This work addresses the limitation of existing reward-guided DNA generation methods, which are typically confined to fixed-length sequences and struggle to produce biologically meaningful variable-length DNA. The authors propose Local Perturbation Discrete Planning (LPDP), a novel approach that, for the first time, integrates training-agnostic local discrete optimization into a DNA editing flow framework. During inference, LPDP scores, filters, and re-ranks root edits, then solves a bounded local optimization problem in their neighborhoods, supporting biologically plausible operations such as insertion, deletion, and substitution. By distinguishing between pre-load and post-load reward scenarios and leveraging subgraph aggregation based on edit-type geometric structure together with Max or log-sum-exponential backtracking strategies, LPDP efficiently generates high-quality, variable-length DNA sequences that satisfy biological constraints, demonstrating strong performance in enhancer optimization and exon–intron–exon repair tasks.

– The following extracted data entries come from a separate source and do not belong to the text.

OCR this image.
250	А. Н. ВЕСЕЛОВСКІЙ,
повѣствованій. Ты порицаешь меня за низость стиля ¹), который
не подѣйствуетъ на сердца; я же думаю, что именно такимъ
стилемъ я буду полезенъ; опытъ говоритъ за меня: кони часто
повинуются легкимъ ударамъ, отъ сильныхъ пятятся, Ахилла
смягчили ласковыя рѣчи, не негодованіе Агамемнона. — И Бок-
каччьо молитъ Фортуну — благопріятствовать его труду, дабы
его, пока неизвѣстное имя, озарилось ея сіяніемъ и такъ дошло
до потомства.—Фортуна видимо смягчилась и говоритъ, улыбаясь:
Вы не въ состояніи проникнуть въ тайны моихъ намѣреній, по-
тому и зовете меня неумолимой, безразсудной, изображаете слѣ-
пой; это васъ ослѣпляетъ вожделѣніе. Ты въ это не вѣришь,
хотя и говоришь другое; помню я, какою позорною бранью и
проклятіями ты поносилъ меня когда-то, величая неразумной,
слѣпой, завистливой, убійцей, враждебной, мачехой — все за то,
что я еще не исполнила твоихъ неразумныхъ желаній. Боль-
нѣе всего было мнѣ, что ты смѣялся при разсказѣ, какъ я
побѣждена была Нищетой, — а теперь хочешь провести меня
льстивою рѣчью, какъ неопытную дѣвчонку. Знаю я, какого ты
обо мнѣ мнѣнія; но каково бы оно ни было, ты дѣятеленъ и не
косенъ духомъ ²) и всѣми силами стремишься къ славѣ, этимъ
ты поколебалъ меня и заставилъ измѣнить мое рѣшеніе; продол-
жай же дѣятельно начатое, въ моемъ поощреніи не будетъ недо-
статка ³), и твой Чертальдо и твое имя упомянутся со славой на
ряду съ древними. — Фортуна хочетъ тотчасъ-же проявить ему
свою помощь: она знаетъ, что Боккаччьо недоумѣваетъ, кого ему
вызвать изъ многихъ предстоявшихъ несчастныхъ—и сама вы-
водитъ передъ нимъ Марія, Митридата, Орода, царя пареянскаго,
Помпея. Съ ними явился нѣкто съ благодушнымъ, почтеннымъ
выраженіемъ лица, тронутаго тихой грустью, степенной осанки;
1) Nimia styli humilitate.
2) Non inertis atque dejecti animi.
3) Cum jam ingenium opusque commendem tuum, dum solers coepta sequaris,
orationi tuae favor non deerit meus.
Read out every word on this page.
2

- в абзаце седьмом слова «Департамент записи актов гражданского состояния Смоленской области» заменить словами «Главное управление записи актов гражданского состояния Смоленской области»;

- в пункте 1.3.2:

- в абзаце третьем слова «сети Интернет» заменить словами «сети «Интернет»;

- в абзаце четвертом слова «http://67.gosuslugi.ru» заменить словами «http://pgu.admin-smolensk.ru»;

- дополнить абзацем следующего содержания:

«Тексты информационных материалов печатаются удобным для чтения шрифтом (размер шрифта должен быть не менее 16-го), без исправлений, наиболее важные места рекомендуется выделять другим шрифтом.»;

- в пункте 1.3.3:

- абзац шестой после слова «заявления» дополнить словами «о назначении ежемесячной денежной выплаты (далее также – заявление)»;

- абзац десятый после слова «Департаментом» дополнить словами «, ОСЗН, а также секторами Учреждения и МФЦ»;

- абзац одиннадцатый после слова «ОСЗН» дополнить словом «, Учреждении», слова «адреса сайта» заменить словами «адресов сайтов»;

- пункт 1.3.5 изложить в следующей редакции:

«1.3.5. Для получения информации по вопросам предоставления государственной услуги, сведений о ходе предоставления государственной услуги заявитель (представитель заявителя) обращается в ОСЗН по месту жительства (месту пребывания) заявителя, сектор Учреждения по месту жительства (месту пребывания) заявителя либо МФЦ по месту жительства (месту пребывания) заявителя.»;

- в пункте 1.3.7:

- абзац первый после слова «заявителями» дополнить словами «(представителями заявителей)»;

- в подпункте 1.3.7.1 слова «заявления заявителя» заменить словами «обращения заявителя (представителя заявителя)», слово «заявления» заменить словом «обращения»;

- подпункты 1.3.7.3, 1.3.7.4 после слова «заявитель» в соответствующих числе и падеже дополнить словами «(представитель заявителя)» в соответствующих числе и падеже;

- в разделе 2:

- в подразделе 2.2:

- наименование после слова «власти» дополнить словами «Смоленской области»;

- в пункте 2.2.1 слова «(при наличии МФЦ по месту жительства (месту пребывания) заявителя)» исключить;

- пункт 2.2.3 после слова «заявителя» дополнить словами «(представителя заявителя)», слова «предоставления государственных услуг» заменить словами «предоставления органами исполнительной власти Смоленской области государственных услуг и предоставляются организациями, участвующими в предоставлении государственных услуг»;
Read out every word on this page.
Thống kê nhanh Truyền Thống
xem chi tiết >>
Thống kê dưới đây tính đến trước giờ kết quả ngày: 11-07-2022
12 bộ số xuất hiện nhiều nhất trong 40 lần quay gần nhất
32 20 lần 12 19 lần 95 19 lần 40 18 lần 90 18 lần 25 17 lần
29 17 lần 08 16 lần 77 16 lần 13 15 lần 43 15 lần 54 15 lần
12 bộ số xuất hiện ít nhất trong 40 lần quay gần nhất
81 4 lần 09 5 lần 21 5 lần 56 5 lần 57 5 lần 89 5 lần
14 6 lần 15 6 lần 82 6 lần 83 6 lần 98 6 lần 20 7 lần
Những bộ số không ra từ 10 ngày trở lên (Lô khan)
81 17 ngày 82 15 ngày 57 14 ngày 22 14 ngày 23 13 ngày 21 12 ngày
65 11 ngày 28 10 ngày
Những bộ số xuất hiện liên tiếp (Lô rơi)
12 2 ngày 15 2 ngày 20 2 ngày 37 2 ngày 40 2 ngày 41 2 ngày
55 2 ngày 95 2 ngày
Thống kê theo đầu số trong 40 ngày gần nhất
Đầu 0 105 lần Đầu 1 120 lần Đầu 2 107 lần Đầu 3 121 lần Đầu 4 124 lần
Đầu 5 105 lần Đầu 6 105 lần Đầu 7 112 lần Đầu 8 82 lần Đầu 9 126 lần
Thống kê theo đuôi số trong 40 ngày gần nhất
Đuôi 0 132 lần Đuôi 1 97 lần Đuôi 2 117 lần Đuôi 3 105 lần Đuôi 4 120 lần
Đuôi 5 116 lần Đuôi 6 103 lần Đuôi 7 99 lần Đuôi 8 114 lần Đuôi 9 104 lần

We study the application of recent Edit Flows for inference-time reward control for DNA sequence generation. Unlike most reward-guided DNA generation frameworks, which operate on fixed-length sequence spaces, Edit Flows have a potential to generate variable-length DNA through biologically plausible insertion, deletion, and substitution operations. In particular, we propose Local Perturbation Discrete Programming (LPDP), a training-free, intermediate-state and action-aware local re-solving operator for variable-length DNA edit-action generators at inference time. More specifically, at each guided rollout step, LPDP scores one-step root edits, retains a near-best root band, and re-ranks each retained root by solving a bounded local discrete program around its child sequence. This local program uses the typed geometry of edit actions to focus on coherent substitution, insertion, or deletion subgraphs, and aggregates local continuations with either a hard Max backup or a soft log-sum-exponential (LSE) backup. We instantiate LPDP in two regimes: front-loaded reward tilting for enhancer optimization, where early edits are critical for establishing global regulatory sequence structure, and back-loaded reward tilting for exon-intron-exon inpainting, where late edits fine-tune splice-boundary contexts.